Harold et Kumar s'évadent de Guantanamo Bay
Le 25/06/2008 à 07:12Par Arnaud Mangin
Harold et Kumar 2 commence exactement là où le premier opus s'était arrêté. Scénaristiquement dans la piaule de deux colocs, cradingue et vicelard pour l'un, consciencieux et amoureux pour l'autre. Idéologiquement dans la recherche identitaire de deux losers en pleine quête de leurs plaisirs égoïstes, qui feront un extravagant tour d'horizon de l'Amérique des préjugés. Un portrait d'un cynisme tout simplement énorme (rire ouvertement des comportements post 11 septembre en 2008, c'était osé) et donc nécessaire pour le premier public visé. Un film néanmoins un peu trop handicapé par la pauvreté formelle de son esprit Beavis et Butt-Head, pas plus exploité que ça, pour ne rester qu'un road-movie délirant de plus... En attendant Harold et Kumar se shootent au guronsan.
Le monde d'Harold et Kumar, déjà dans le premier opus, est une sorte de réceptacle un peu fourre-tout dans lequel on aurait déversé tout ce que la société américaine aurait de diversifiée, mais surtout d'antinomique dans l'esprit de ses propres contemporains. La différence est une richesse... de regards en chiens de faïence ! Ce second film prend en tout cas l'aspect d'une visite de musée, où l'on a droit, tour à tour, aux différentes catégories d'ethnies caricaturées jusqu'à l'extrême. Comme un univers où les héros des blagues les plus lourdes (et parfois les efficaces) prendraient vie, confrontés les uns aux autres. Rien de tel, en tout cas, qu'un coréen et un indien pris en chasse par le FBI pour prendre le pouls des us et coutumes du nouveau continent après la plus grosse des méprises. Alors qu'on les a confondu avec des terroristes prêts à faire sauter un avion, les deux compères sont envoyés illico presto dans l'infernale prison de Guantanamo Bay. Clamant vainement leur innocence et alors qu'ils sont sur le point de manger - de force - un sandwich de bites organisé par les matons, ils se retrouvent embarqués dans une évasion.
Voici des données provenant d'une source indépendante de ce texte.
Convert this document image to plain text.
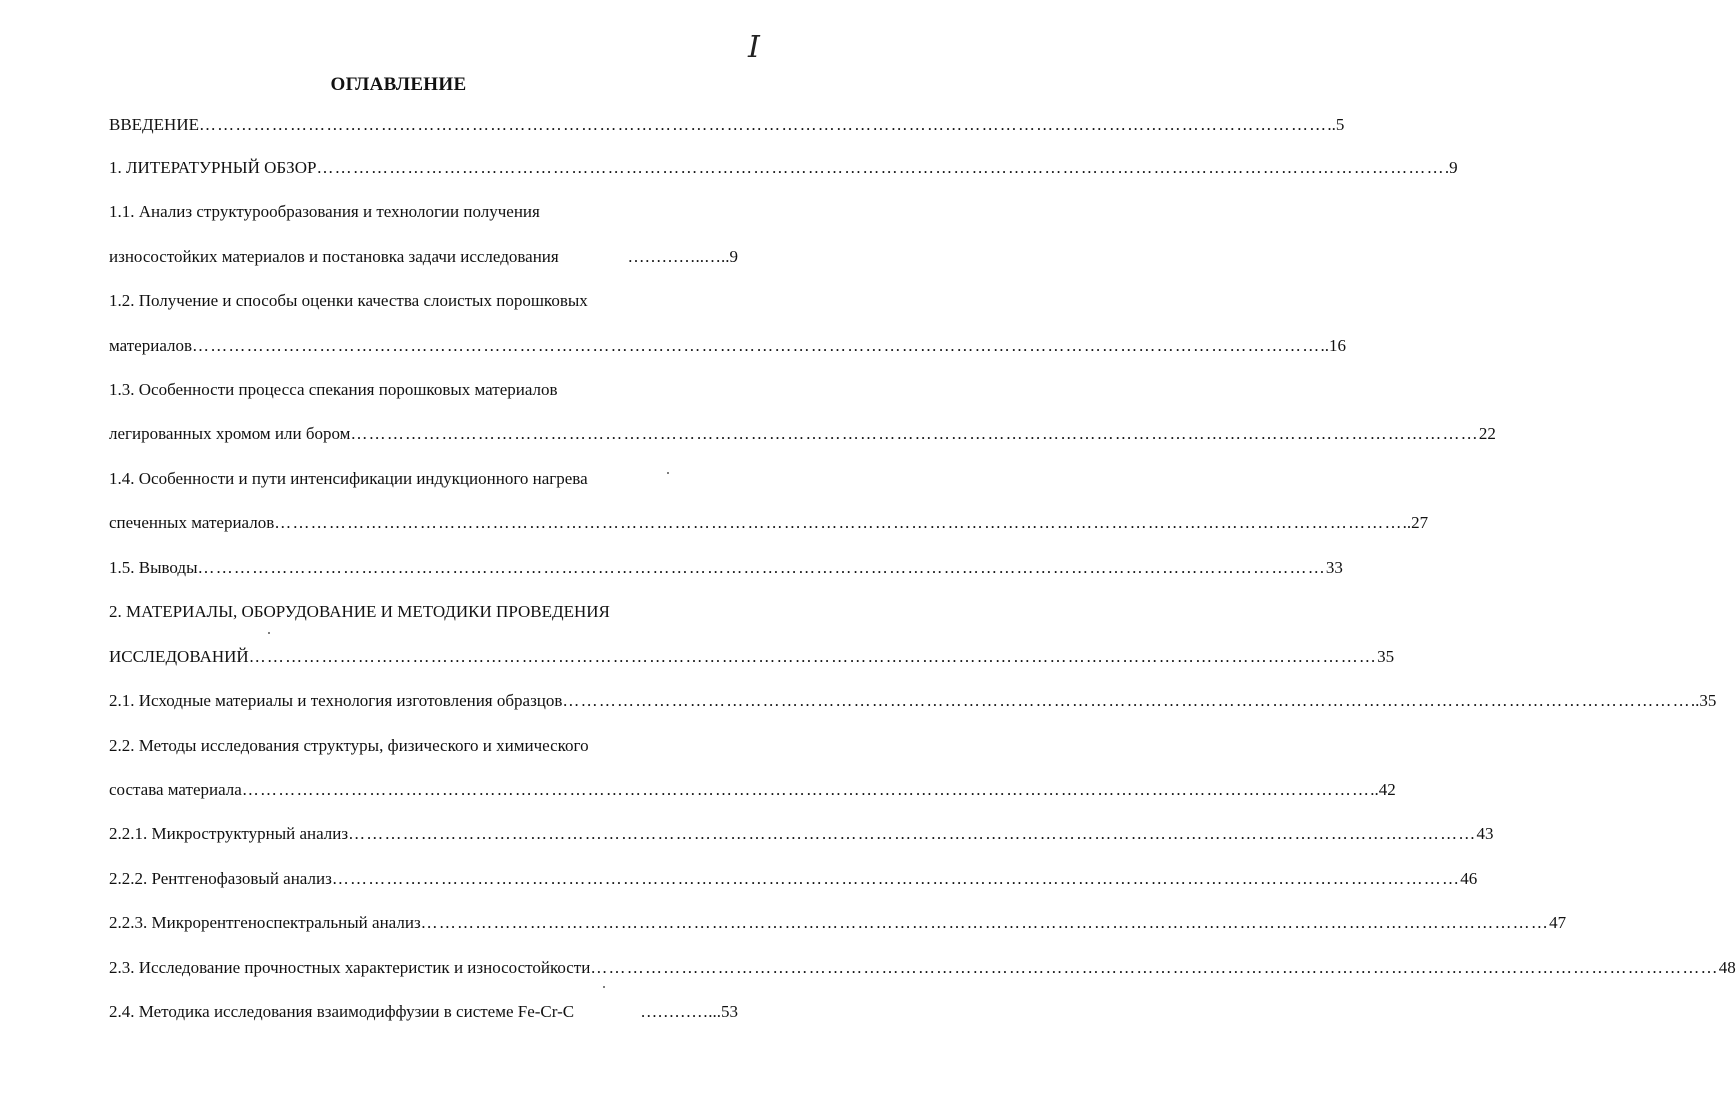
I
ОГЛАВЛЕНИЕ
ВВЕДЕНИЕ …………………………………………………………………………………………………………………………………………………………………… ..5
1. ЛИТЕРАТУРНЫЙ ОБЗОР …………………………………………………………………………………………………………………………………………………………………… .9
1.1. Анализ структурообразования и технологии получения
износостойких материалов и постановка задачи исследования	…………..…..9
1.2. Получение и способы оценки качества слоистых порошковых
материалов …………………………………………………………………………………………………………………………………………………………………… ..16
1.3. Особенности процесса спекания порошковых материалов
легированных хромом или бором …………………………………………………………………………………………………………………………………………………………………… 22
1.4. Особенности и пути интенсификации индукционного нагрева
спеченных материалов …………………………………………………………………………………………………………………………………………………………………… ..27
1.5. Выводы …………………………………………………………………………………………………………………………………………………………………… 33
2. МАТЕРИАЛЫ, ОБОРУДОВАНИЕ И МЕТОДИКИ ПРОВЕДЕНИЯ
ИССЛЕДОВАНИЙ …………………………………………………………………………………………………………………………………………………………………… 35
2.1. Исходные материалы и технология изготовления образцов …………………………………………………………………………………………………………………………………………………………………… ..35
2.2. Методы исследования структуры, физического и химического
состава материала …………………………………………………………………………………………………………………………………………………………………… ..42
2.2.1. Микроструктурный анализ …………………………………………………………………………………………………………………………………………………………………… 43
2.2.2. Рентгенофазовый анализ …………………………………………………………………………………………………………………………………………………………………… 46
2.2.3. Микрорентгеноспектральный анализ …………………………………………………………………………………………………………………………………………………………………… 47
2.3. Исследование прочностных характеристик и износостойкости …………………………………………………………………………………………………………………………………………………………………… 48
2.4. Методика исследования взаимодиффузии в системе Fe-Cr-C	…………...53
Les voilà donc victimes, spectateurs et mêmes acteurs des préjugés en tous genres, étalés plus ou moins grassement avec un succès malléable. Tout ou presque passe à la moulinette : l'Amérique vue par les terroristes, les terroristes vus par l'Amérique, les noirs traînant dans les rues, les prostituées dénuées du moindre sentiment amoureux, les stars basculant dans l'excès (qui signe le retour tant attendu de Neil Patrick Harris, déchaîné jusqu'à sa dernière seconde à l'écran), le KKK, les rednecks sudistes consanguins, les immigrés chinois depuis quarante ans qui ne parlent toujours pas un mot d'anglais, les libertins, les juifs qui vendent leurs amis pour 7 dollars, ou même le président en personne, finalement plus cool qu'on veut bien le penser... Une fascinante toile de fond dopée à l'autodérision comme on en a encore trop rarement l'occasion d'en voir, qui délivre par moment des séquences assez énormes, mais qui ne reste malheureusement qu'une toile de fond.
Parce que le bémol dans tout cela, c'est que le film reste assez inégal et semble compenser ses baisses de régime par un humour autrement plus indigeste. Comme si caser des prouts et autres astuces scato façon Wayans Brothers rendait le pamphlet plus abordable. C'est un peu l'inconvénient du fourre-tout... le fait de pouvoir y fourrer tout et n'importe quoi. On reprochera peut-être à cet Harold et Kumar s'évadent de Guantanamo Bay de se faire côtoyer des moments aussi géniaux que médiocres et se laisser aller à une certaine facilité dans son humour comme dans sa construction narrative. Les intentions sont là...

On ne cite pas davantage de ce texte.